Kamis, 23 Juli 2020

Komisi B Dalami Status Kepemilikan HGB Asahimas Atas Lahan di Ancol



Jakarta – Komisi B DPRD DKI Jakarta mengaku masih mendalami status kepemilikan Hak Guna Bangun (HGB) PT Asahimas Flat Glass di Kawasan Ancol Barat yang akan dibangun depo kereta MRT Jakarta fase II di atasnya.
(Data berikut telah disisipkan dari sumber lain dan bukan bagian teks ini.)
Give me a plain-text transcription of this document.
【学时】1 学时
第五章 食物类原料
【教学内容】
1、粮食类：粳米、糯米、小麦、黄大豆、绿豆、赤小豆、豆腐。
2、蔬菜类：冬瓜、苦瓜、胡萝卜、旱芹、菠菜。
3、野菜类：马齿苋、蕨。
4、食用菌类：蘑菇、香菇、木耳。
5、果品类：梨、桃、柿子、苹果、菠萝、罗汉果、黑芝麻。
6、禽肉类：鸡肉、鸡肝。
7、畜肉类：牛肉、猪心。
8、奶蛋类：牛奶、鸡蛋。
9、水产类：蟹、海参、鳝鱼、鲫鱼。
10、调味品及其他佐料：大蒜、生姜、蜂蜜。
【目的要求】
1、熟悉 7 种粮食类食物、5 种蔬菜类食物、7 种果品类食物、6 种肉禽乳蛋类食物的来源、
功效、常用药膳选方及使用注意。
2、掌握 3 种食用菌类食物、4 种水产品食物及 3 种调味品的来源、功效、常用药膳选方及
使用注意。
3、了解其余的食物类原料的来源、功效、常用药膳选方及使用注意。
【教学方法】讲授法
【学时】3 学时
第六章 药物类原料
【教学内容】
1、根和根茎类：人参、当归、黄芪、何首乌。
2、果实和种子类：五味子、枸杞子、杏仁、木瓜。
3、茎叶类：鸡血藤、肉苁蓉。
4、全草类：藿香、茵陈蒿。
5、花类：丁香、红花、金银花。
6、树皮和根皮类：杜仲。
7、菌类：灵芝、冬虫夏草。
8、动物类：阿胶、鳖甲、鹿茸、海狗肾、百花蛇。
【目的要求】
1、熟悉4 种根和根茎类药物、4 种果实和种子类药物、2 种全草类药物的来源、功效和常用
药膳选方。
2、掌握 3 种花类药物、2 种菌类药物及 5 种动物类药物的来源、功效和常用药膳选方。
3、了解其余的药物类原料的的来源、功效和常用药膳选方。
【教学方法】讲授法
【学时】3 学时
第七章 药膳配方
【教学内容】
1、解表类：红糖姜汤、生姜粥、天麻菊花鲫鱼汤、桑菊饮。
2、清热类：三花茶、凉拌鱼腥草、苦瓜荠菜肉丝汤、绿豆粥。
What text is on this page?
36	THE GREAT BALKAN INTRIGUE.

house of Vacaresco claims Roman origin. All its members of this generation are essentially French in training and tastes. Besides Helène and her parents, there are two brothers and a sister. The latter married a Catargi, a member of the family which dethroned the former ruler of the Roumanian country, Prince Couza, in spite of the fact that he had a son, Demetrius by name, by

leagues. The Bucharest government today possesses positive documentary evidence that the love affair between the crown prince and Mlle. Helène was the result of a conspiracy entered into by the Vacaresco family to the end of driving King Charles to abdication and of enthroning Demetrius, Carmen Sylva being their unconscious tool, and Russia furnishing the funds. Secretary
Ketua Komisi B DPRD DKI Jakarta dari Fraksi PKS Abdul Aziz mengatakan tujuh HGB Asahimas di atas lahan yang dimiliki PT Pembangunan Jaya Ancol itu, paling cepat akan habis masa berlakunya pada 2022 mendatang.

“Dari tujuh sertifikat itu ada yang habis tahun 2029, 2022 dan sebagainya, makanya saat rapat tadi, kami menanyakan apakah semua (tujuh HGB) ini sudah diperpanjang apa belum,” kata Aziz usai rapat kerja dengan Pemprov DKI Jakarta dan empat Badan Usaha Milik Daerah (BUMD), Rabu (22/7/2020).

Dari rapat dengan PT MRT Jakarta, PT Pembangunan Jaya Ancol Tbk, PT Jakarta Propertindo (Jakpro) dan PT Bank DKI tersebut, Aziz mengatakan terungkap PT Jakpro mengantongi tiga sertifikat HGB seluas 29.082 meter persegi sejak 2017 lalu.

Karenanya, kata Aziz, Komisi B juga mengusulkan jika ternyata masa berlakunya habis atau hampir habis, tujuh sertifikat HGB tersebut tidak perlu diperpanjang lagi dan Pemprov DKI diminta menghentikan kerja samanya.

Selain itu, lokasi lahan di sana cenderung kosong, karena pabrik Asahimas sudah dipindah ke wilayah Cikarang, Kabupaten Bekasi sekitar 2016 lalu.

“Karena sekarang kosong, kami mendorong agar tidak diperpanjang. Kalau HGB itu sudah diperpanjang, malah menjadi haknya Asahimas lagi untuk menggunakannya,” ujar Aziz.

Meski demikian, dalam rapat itu, Komisi B belum mendapat kepastian soal masa status HGB tersebut dari Dinas Penanaman Modal dan Pelayanan Terpadu Satu Pintu (DPMPTSP) DKI Jakarta. Alasannya, dinas terkait akan mengecek kembali dokumen yang sudah dia terbitkan tersebut.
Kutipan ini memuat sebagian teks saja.